TRIP 06 DAY 10, Wednesday, May 27, 2009 – End of 2009 Walk
We failed to make our 7:30 a.m. departure target. Joanna loaded us up once again with fried eggs, bacon, hash browns, and toast in a grand slam celebration of our last walking day. We left a little after 8 a.m. for the long drive out to the intersection of Wolfe Road (“1300”) and Harrison Road, which we found on the first try. As we approached the starting point, we saw an antelope eyeing us nearby in a field of sweet clover before it bounded off.
I walked first. Harrison Road continued in a straight, due-east line, dividing the alfalfa field just mentioned from a harrowed field with new shoots poking up from the brown furrows. Soldier Mountain towered above it all to the north. I walked three miles in the first segment, measured by three section road intersections. In the second segment, Harrison Road reached Highway 20 at the 3.5 mile point, and we were back on pavement after the long break on dirt roads. I crossed a bridge that apparently covered a colony of swallows, because as I walked over it, the birds flew around and around me, squeaking loudly, moving away and back in again close as a single entity, a whirlwind of wings and tail feathers. I was not being attacked, so it was actually quite pleasant. This had happened before with other bridges, and it happened once again with another bridge further down the highway.

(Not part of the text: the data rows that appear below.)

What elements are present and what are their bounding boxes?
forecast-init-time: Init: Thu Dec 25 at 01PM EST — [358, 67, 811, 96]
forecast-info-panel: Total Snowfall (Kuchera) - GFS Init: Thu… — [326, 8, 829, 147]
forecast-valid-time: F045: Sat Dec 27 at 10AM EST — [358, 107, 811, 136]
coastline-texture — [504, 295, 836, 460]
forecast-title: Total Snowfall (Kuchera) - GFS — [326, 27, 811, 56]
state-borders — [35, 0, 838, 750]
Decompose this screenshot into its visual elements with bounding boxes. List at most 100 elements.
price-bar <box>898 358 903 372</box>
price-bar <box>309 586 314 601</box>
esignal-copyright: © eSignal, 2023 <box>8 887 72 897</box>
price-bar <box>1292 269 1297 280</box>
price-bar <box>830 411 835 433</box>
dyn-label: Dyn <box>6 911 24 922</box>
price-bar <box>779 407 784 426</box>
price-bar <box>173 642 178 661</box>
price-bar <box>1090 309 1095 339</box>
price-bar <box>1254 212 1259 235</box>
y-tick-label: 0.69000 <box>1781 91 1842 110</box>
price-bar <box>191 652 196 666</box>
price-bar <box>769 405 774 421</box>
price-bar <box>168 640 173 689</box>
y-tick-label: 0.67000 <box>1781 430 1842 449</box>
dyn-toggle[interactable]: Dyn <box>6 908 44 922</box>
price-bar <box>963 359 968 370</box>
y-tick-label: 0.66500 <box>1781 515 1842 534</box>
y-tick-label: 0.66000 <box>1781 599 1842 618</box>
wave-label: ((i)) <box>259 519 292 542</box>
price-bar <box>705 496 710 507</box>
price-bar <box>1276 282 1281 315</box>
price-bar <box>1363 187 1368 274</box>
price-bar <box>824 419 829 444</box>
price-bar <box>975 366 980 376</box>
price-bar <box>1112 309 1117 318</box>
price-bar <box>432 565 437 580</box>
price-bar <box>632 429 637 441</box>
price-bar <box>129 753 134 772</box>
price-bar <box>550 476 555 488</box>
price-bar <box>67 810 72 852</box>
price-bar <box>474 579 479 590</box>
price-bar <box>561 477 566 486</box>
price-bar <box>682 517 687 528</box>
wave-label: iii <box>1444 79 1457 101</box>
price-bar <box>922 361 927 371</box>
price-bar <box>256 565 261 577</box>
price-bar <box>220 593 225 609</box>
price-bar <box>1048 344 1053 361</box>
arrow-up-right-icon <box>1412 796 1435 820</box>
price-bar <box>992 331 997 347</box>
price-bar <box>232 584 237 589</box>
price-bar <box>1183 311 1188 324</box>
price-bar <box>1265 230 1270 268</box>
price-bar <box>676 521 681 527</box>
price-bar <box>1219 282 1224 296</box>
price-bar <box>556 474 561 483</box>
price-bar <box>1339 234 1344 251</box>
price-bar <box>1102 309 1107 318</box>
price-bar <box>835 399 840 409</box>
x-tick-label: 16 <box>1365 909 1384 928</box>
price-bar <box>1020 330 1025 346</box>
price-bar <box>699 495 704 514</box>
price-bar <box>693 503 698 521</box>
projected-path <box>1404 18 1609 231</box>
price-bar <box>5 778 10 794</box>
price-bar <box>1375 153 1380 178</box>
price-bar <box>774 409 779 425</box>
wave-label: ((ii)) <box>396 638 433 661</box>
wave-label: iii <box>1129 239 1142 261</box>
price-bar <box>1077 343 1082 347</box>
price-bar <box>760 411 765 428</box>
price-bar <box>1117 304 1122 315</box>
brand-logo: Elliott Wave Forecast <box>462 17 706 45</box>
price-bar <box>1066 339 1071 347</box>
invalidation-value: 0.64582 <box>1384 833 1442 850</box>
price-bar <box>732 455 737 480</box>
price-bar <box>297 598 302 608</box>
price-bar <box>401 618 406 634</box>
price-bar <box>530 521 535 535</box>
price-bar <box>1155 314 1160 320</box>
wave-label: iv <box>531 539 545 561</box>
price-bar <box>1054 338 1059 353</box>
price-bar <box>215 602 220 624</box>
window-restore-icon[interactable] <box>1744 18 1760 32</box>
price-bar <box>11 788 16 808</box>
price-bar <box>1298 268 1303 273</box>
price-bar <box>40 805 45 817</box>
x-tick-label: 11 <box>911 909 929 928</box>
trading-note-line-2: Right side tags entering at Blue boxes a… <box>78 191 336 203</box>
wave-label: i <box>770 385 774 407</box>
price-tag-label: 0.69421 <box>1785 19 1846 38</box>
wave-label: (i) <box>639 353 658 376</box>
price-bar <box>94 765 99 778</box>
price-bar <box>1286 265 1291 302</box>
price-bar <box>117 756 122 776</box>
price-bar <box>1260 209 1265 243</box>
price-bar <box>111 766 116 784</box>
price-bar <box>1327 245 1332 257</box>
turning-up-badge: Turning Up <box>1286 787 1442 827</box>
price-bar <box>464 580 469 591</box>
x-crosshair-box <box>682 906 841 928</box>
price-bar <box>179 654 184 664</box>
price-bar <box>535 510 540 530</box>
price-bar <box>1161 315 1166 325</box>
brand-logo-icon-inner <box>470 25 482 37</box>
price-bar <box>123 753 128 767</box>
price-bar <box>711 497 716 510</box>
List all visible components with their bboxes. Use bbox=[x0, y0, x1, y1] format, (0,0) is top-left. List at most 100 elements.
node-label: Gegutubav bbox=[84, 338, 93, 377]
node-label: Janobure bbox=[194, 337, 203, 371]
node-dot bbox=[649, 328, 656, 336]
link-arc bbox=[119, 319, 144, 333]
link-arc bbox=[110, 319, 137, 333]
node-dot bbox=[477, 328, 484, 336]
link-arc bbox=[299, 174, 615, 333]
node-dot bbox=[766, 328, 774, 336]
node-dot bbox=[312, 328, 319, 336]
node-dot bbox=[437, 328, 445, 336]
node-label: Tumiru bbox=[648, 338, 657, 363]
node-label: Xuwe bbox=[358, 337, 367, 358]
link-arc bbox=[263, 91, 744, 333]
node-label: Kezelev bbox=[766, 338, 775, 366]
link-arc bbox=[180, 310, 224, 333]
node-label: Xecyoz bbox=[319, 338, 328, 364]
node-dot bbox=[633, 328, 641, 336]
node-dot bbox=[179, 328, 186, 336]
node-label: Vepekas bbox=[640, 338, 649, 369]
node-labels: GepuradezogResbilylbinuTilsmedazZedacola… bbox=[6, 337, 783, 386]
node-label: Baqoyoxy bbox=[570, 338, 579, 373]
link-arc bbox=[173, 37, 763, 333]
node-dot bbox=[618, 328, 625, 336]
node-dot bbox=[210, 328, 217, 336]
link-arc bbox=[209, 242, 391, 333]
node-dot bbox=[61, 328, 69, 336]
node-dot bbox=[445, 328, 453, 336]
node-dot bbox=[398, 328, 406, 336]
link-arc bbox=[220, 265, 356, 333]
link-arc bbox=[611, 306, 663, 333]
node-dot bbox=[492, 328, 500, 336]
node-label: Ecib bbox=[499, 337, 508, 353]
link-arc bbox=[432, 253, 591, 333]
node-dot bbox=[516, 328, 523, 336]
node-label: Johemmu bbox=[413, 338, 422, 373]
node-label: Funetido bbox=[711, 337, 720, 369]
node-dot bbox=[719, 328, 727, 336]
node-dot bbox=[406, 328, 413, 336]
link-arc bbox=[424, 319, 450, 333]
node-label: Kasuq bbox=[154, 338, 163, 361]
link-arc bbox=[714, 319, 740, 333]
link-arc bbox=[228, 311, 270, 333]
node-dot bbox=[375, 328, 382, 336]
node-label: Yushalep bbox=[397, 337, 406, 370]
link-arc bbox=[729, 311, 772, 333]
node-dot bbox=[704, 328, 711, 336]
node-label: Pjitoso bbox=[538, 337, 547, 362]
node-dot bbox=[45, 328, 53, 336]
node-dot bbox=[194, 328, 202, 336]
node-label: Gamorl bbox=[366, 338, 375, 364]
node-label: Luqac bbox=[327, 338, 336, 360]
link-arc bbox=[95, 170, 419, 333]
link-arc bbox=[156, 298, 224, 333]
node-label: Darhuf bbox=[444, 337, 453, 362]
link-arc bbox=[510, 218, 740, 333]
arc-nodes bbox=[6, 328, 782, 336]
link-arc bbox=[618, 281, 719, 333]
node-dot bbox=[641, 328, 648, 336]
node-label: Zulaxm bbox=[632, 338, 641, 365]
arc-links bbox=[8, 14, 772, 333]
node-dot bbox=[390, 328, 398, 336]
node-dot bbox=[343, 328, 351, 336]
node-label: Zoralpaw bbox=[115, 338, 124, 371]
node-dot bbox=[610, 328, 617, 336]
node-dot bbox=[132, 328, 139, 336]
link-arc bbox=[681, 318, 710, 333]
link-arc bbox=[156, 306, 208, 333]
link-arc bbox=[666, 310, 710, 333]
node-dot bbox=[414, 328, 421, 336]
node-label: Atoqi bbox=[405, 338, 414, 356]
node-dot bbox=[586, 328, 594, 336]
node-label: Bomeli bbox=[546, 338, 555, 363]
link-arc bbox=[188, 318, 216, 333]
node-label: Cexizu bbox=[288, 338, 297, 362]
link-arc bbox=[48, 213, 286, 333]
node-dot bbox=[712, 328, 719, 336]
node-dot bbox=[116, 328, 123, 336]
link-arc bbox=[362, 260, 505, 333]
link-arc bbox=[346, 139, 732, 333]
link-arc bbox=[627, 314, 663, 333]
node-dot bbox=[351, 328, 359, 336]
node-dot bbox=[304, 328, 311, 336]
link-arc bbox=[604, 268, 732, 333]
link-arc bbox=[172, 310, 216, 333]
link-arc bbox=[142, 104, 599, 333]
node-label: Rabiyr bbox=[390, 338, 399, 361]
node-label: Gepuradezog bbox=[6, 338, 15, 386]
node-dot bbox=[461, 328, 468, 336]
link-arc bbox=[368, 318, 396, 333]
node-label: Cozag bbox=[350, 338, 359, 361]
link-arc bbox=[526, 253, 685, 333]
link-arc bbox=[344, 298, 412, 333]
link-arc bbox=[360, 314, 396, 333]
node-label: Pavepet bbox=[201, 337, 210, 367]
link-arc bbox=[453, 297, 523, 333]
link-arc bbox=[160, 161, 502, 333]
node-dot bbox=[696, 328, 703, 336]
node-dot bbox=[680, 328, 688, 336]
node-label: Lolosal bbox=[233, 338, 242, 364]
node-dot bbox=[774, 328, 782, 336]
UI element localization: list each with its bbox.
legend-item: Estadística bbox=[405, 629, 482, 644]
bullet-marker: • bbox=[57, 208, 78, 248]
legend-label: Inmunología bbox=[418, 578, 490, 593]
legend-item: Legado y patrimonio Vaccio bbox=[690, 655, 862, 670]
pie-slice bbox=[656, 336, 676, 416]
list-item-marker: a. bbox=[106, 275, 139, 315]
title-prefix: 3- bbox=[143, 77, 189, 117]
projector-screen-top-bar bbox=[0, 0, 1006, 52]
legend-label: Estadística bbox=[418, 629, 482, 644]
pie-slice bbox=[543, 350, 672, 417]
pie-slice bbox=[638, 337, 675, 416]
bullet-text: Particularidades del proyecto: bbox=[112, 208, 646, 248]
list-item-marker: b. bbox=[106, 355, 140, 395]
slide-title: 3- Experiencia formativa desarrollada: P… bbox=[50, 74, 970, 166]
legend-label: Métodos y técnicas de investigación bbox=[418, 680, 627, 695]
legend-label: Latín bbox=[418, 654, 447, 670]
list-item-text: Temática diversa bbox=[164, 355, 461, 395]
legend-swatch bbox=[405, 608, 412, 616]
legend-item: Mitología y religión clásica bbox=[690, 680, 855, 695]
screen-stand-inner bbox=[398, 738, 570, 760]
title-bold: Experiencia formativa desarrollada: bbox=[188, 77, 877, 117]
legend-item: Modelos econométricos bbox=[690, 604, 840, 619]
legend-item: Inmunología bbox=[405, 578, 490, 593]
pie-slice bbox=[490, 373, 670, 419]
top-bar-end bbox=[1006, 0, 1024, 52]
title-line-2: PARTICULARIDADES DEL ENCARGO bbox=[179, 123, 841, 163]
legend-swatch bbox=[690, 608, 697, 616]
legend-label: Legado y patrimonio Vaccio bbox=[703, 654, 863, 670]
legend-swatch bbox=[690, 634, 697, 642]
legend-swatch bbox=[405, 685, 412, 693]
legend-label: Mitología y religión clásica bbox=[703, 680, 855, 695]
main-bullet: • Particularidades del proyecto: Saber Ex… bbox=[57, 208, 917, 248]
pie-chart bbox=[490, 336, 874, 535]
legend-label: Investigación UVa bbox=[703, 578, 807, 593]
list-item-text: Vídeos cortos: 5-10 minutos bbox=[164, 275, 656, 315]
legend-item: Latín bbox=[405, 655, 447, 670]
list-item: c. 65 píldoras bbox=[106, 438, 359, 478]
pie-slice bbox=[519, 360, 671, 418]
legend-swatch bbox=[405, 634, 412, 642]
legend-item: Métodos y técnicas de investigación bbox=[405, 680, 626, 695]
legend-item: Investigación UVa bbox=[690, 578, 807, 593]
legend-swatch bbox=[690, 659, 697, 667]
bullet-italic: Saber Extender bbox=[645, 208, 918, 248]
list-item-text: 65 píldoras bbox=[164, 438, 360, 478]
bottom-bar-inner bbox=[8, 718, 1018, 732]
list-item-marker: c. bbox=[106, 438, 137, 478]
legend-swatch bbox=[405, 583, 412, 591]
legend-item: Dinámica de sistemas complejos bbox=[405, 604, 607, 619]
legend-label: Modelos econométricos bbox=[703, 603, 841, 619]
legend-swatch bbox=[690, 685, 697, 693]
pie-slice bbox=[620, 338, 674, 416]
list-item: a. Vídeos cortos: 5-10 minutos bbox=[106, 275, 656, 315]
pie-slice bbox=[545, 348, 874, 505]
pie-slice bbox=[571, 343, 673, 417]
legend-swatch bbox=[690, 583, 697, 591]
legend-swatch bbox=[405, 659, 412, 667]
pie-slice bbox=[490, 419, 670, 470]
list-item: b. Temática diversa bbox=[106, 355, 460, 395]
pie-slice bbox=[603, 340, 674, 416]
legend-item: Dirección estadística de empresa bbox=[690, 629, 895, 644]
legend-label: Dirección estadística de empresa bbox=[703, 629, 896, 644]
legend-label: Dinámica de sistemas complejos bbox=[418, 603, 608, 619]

A couple of ponds beside the highway reflected the deep azure sky and Soldier Mountain, providing pleasing discontinuity in the geometry of cultivation. A couple of grain towers did the same, silhouetted against the northern flank of Soldier Mountain.
Even on the highway, distance continued in easy measure with dirt farm roads consistently at one-mile intervals. I saw another antelope enjoying another alfalfa treat, only more distantly. When it decided to relocate, it moved fast and far before stopping again in another field.
I finished the last segment at Milepost 149, then drove another 3 miles into the town of Fairfield at the junction with the highway leading up to Soldier Mountain Ski Resort. I found a grocery store, two restaurants, and a motel where we may possibly stay at the beginning of our next walk. I drove back to the end point and waited for Joe to finish.
Walk rating: 7.0
Money found: Day: $.02 Trip: $1.57 Project: $16.00
Distance: Day: 8.9 miles Trip: 102.2 miles Project: 597.2 miles
Starting point: 43 20.567N 115 01.677W (elevation 5049 feet)
Ending point: 43 20.527N 114 51.289W (elevation 5083 feet)
Significance: Completed over 100 miles for the trip (which was our goal). End of Trip 06.
We drove back into Fairfield and ate at the Wrangler Drive-In, a place that reminded us very much of the café in Juntura a year earlier, a throwback to the 1950s complete with a 70-year-old farmer in a straw cowboy hat flirting with the 19-year-old blonde girl working the counter.
We drove back to Mountain Home (57 miles) and cleaned up, including wiping a lot of dust off the door wells and other hidden parts of the rental car….I don’t think National Car Rental really wants customers to drive all the places we did, although the roads were all in very good shape and no problem at all other than the dust.
Joanna fixed fried fish and jo-jos for dinner. And the conversations continued for one last evening. It really had been a very long stay. The Kellums deserve special thanks for making this seem totally in line with their normal existence. Our extended stay was unforgivable, if you look at it objectively. It certainly made the rest of this adventure much, much easier for us.
NEXT YEAR: Right now the tentative plan is to walk in late August rather than in May in 2010. We hope to get in a full 2 weeks, at least 125 miles, which would put us southeast of Arco, Idaho, on Highway 20 after having traversed the Craters of the Moon National Monument. This will be a test for good photography. How many pictures can I make from black lava? Then one more year should take us into Wyoming to the Jackson area in Grand Tetons National Park (in 2011).